Aku tersenyum, sedikit mengangguk. "Ya benar, Ini aku."

Ia tampak tersenyum lebar, menatapku dengan mata berbinar. "Wah, apa kabar?, lama tidak bertemu, dan kamu sangat terlihat sangat cantik sekarang."

"Terima kasih." Ucapku singkat, entah mengapa aku merasa gugup mendengarnya.

"Oh ya, kamu masih ingat aku-kan?" sambung-nya bertanya.

"Iya, tentu aku ingat, kamu The flash-kan?" Aku mencoba sedikit bercanda menanggapi, menunjuk kepadanya, lalu membuat kami berdua tertawa.

Ketika aku mengingat kembali pertemuanku dengan Fadil, ada satu kejadian yang selalu terlintas di benakku. Waktu itu, aku hampir dikejar oleh seekor anjing saat berjalan di depan rumah, mungkin usiaku baru sekitar sepuluh tahun. Aku berlari ketakutan sambil menangis, hampir mencapai pagar rumah ketika tiba-tiba Fadil muncul dengan kostum heroiknya, mirip seperti Flash dari komik DC. Dia langsung menghadang anjing yang mengejarku.

Dengan gaya percaya diri, Fadil menoleh sekilas ke arahku, tangannya bertengger di pinggul. "Hei, gadis kecil, cepat masuk ke rumah. Biar aku yang urus penjahat ini," katanya.

Aku hanya bisa menatapnya dengan bingung. Ada yang terasa aneh, tapi sekaligus lucu. Dengan ragu-ragu, aku mengucapkan terima kasih dan berlari masuk ke rumah. Aku tak tahu apa yang terjadi selanjutnya antara Fadil dan "penjahat" itu.

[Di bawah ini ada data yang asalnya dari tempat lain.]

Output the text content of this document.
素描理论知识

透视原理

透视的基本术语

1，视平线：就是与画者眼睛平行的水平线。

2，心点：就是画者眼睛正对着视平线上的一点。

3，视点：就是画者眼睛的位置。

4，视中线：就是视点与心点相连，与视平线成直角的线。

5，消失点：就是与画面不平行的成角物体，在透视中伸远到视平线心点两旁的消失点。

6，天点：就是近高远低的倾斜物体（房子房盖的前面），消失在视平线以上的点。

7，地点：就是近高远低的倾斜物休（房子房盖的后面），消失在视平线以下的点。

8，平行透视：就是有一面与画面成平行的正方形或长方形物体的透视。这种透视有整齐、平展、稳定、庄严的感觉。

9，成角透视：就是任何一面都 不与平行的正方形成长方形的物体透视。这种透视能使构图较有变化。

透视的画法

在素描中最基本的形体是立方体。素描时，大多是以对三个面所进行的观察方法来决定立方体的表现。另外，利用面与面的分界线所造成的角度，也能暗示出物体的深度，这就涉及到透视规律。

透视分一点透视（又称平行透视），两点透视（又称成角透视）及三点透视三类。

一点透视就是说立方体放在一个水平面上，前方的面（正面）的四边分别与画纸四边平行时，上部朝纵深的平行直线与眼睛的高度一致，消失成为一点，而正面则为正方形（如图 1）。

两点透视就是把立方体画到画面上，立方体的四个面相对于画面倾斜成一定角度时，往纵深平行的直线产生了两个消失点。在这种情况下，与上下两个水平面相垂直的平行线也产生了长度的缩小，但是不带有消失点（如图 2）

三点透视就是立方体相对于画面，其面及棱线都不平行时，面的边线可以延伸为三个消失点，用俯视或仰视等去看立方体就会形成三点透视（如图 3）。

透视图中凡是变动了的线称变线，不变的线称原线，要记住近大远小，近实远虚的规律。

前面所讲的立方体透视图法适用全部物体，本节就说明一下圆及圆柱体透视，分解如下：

Kami dulu cukup dekat, tapi kemudian terpisah karena kami masuk di SMA yang berbeda. Bertemu lagi dengannya membuatku merasa nostalgia, dan kami mengobrol lama tentang banyak hal. Aku tak menyangka, tawa dan obrolan kami menarik perhatian beberapa teman lain. Mereka mulai menggoda kami, mengatakan betapa cocoknya kami berdua.

Aku hanya menertawakan candaan itu, tidak memikirkannya terlalu serius. Tapi kemudian, Lisa, teman kami yang selalu membawa kamera ke mana-mana, memotret momen kami sedang tertawa bersama. Setelah acara selesai, Lisa memberiku foto itu sebagai kenang-kenangan.

Aku hanya tersenyum dan menerima foto itu. Tapi malam itu, saat aku baru pulang dan sedang bersantai di rumah, ponselku berbunyi. Sebuah pesan BBM dari Arya.

"Hei, sudah pulang? Bagaimana acaranya?"

Aku membalas dengan ceria, "Sudah, acaranya seru! Aku ketemu teman lama juga. Kamu ngapain di rumah?"

Tak lama kemudian, Arya membalas lagi, tapi ada sesuatu yang aneh di balik pesannya. "Aku tadi bantu-bantu di rumah. Teman lama? Siapa?"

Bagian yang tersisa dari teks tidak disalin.